10.03.2026, 4111 Zeichen
thyssenkrupp Marine Systems (TKMS) steht vor den wichtigsten Monaten seiner Unternehmensgeschichte. Ein Auftragsbestand von über 20 Milliarden Euro, eine angehobene Jahresprognose und eine strategische Allianz mit dem kanadischen Technologiekonzern CAE – der Kieler Marinebauer hat sich in Stellung gebracht, bevor Kanada zwischen Mai und Juni über den Bau von bis zu zwölf U-Booten entscheidet. Ein Auftrag, der das Unternehmen auf Jahre prägen würde.
Das Rennen um Kanadas U-Boot-Flotte
Der Kern des Interesses: Kanada will seine alternde Victoria-Klasse durch bis zu zwölf neue konventionelle U-Boote ersetzen – ein Beschaffungsvolumen von rund 60 Milliarden kanadischen Dollar, umgerechnet etwa 37 Milliarden Euro. TKMS schickt dafür seine 212CD-Klasse ins Rennen, die speziell für arktische Einsätze ausgelegt ist. Als einziger verbliebener Konkurrent steht das südkoreanische Unternehmen Hanwha Ocean.
Um die Chancen zu verbessern, baut TKMS gezielt ein nordamerikanisches Partnernetzwerk auf. Am 4. März unterzeichnete das Unternehmen ein Teaming Agreement mit CAE, einem Spezialisten für simulationsbasiertes Training und Mission-System-Support. Gemeinsam wollen beide Seiten Trainings- und Simulationslösungen für das Canadian Patrol Submarine Project entwickeln. Bereits im Februar hatte TKMS eine Partnerschaft mit Magellan Aerospace für die lokale Produktion von Schwertorpedos bekannt gegeben – ein Faktor, der bei staatlichen Rüstungsvergaben häufig den Ausschlag gibt.
Nach Einreichung der finalen Angebote Anfang März beginnt nun die Phase der politischen Bewertung.
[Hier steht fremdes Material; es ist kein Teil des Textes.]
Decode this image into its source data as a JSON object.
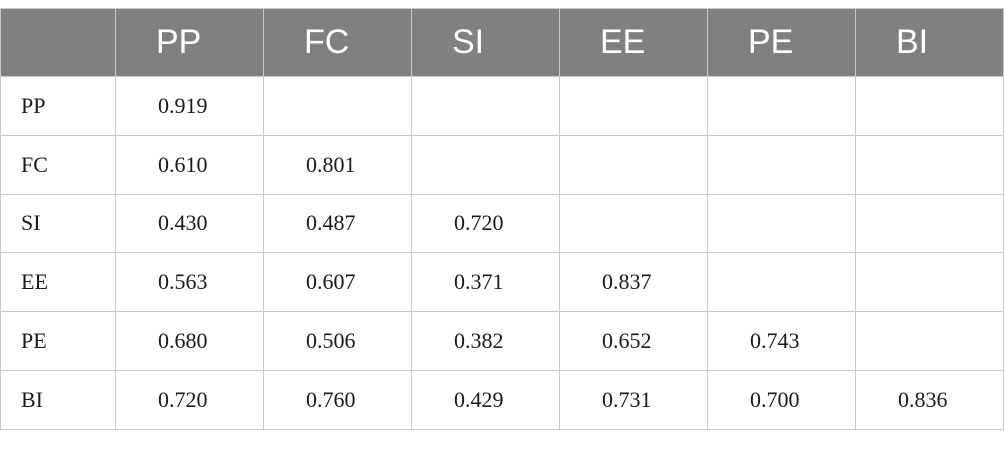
{
  "table": {
    "corner": "",
    "columns": [
      "PP",
      "FC",
      "SI",
      "EE",
      "PE",
      "BI"
    ],
    "rows": [
      {
        "label": "PP",
        "cells": [
          "0.919",
          "",
          "",
          "",
          "",
          ""
        ]
      },
      {
        "label": "FC",
        "cells": [
          "0.610",
          "0.801",
          "",
          "",
          "",
          ""
        ]
      },
      {
        "label": "SI",
        "cells": [
          "0.430",
          "0.487",
          "0.720",
          "",
          "",
          ""
        ]
      },
      {
        "label": "EE",
        "cells": [
          "0.563",
          "0.607",
          "0.371",
          "0.837",
          "",
          ""
        ]
      },
      {
        "label": "PE",
        "cells": [
          "0.680",
          "0.506",
          "0.382",
          "0.652",
          "0.743",
          ""
        ]
      },
      {
        "label": "BI",
        "cells": [
          "0.720",
          "0.760",
          "0.429",
          "0.731",
          "0.700",
          "0.836"
        ]
      }
    ]
  },
  "colors": {
    "header_background": "#808080",
    "header_text": "#ffffff",
    "grid_lines": "#c8c8c8",
    "body_text": "#1a1a1a"
  }
}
Solide Zahlen, angehobene Prognose
Unabhängig vom Kanada-Entscheid lieferte TKMS im ersten Quartal überzeugende Ergebnisse. Der Umsatz lag stabil bei 545 Millionen Euro, die Bruttomarge verbesserte sich von 15,2 auf 17 Prozent, und der freie Cashflow war mit plus 33 Millionen Euro positiv. Der Auftragsbestand stieg um 13 Prozent auf 18,7 Milliarden Euro – durch einen Folgeauftrag aus Norwegen übersteigt er inzwischen die Marke von 20 Milliarden Euro.
Das Management reagierte mit einer Prognoseanhebung: Statt möglicher Stagnation erwartet TKMS nun ein Umsatzwachstum von zwei bis fünf Prozent für das Gesamtjahr. Mittelfristig sind rund zehn Prozent jährliches Wachstum sowie eine EBIT-Marge von über sieben Prozent das Ziel. Die erste Dividende ist für 2027 geplant, mit einer angestrebten Ausschüttungsquote von 30 bis 50 Prozent des Jahresüberschusses.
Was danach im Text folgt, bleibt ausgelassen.